Which brings me to my last thoughts. In a few minutes we’re going to recite the Nicene creed. Today is not the day to go into the history of that ancient statement of faith (time enough for that in some other sermon!). But you may have noticed a couple of different versions of the creed in your bulletins over the last few weeks. In one, the Holy Spirit is spoken of as “he”: “With the Father and the Son he is worshiped and glorified. He has spoken through the Prophets.” That formulation gives us a God in three male persons. Another translation, the one in today’s bulletin, says, “Who with the Father and the Son is worshiped and glorified, who has spoken through the prophets.” A simple change, but one that opens to those of us who are not men the possibility of seeing in ourselves the image of God. It’s likely you can’t imagine what that means to me, if your gender has never been a stumbling block between you and God.

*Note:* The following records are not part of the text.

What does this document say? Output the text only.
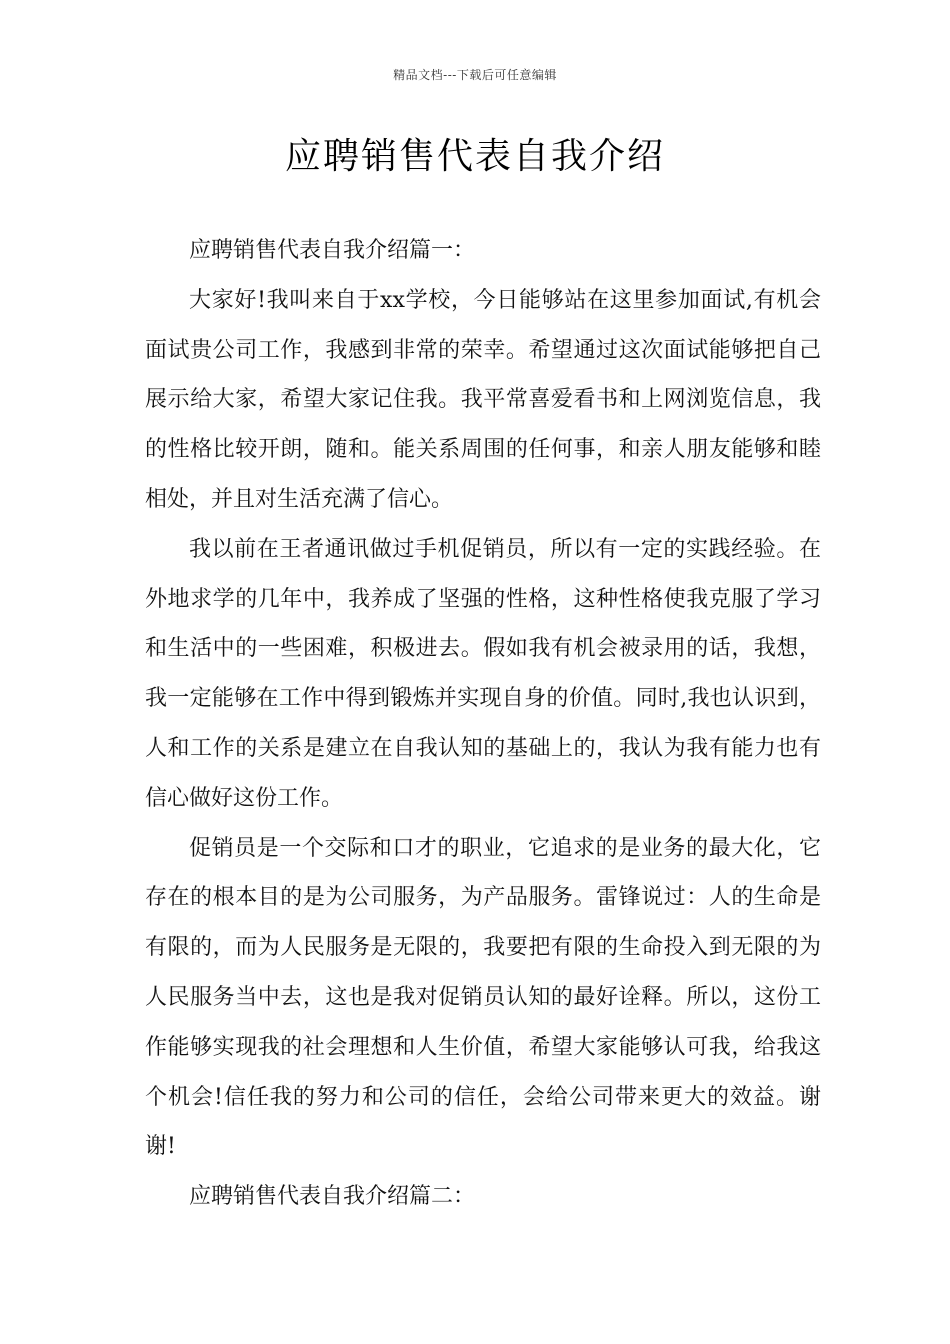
精品文档---下载后可任意编辑
应聘销售代表自我介绍

应聘销售代表自我介绍篇一：

大家好!我叫来自于xx学校，今日能够站在这里参加面试,有机会面试贵公司工作，我感到非常的荣幸。希望通过这次面试能够把自己展示给大家，希望大家记住我。我平常喜爱看书和上网浏览信息，我的性格比较开朗，随和。能关系周围的任何事，和亲人朋友能够和睦相处，并且对生活充满了信心。

我以前在王者通讯做过手机促销员，所以有一定的实践经验。在外地求学的几年中，我养成了坚强的性格，这种性格使我克服了学习和生活中的一些困难，积极进去。假如我有机会被录用的话，我想，我一定能够在工作中得到锻炼并实现自身的价值。同时,我也认识到，人和工作的关系是建立在自我认知的基础上的，我认为我有能力也有信心做好这份工作。

促销员是一个交际和口才的职业，它追求的是业务的最大化，它存在的根本目的是为公司服务，为产品服务。雷锋说过：人的生命是有限的，而为人民服务是无限的，我要把有限的生命投入到无限的为人民服务当中去，这也是我对促销员认知的最好诠释。所以，这份工作能够实现我的社会理想和人生价值，希望大家能够认可我，给我这个机会!信任我的努力和公司的信任，会给公司带来更大的效益。谢谢!

应聘销售代表自我介绍篇二：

It gives me great joy to learn that at General Convention this year, our representatives agreed to begin a process of examining the texts in our Book of Common Prayer, permitting “liturgical revision will utilize inclusive and expansive language and imagery for humanity and divinity.” In out liturgy—literally, “the people’s work—we come together as God’s people to dance before the Divine as David did. Only this time, maybe more of us will be invited to the dance.

We are certainly all invited, in a few minutes, to the table where once again we encounter the mystery of a God who comes to us in material form. In the sacrament of Eucharist, we meet God together. Bread and wine have no gender. Amen.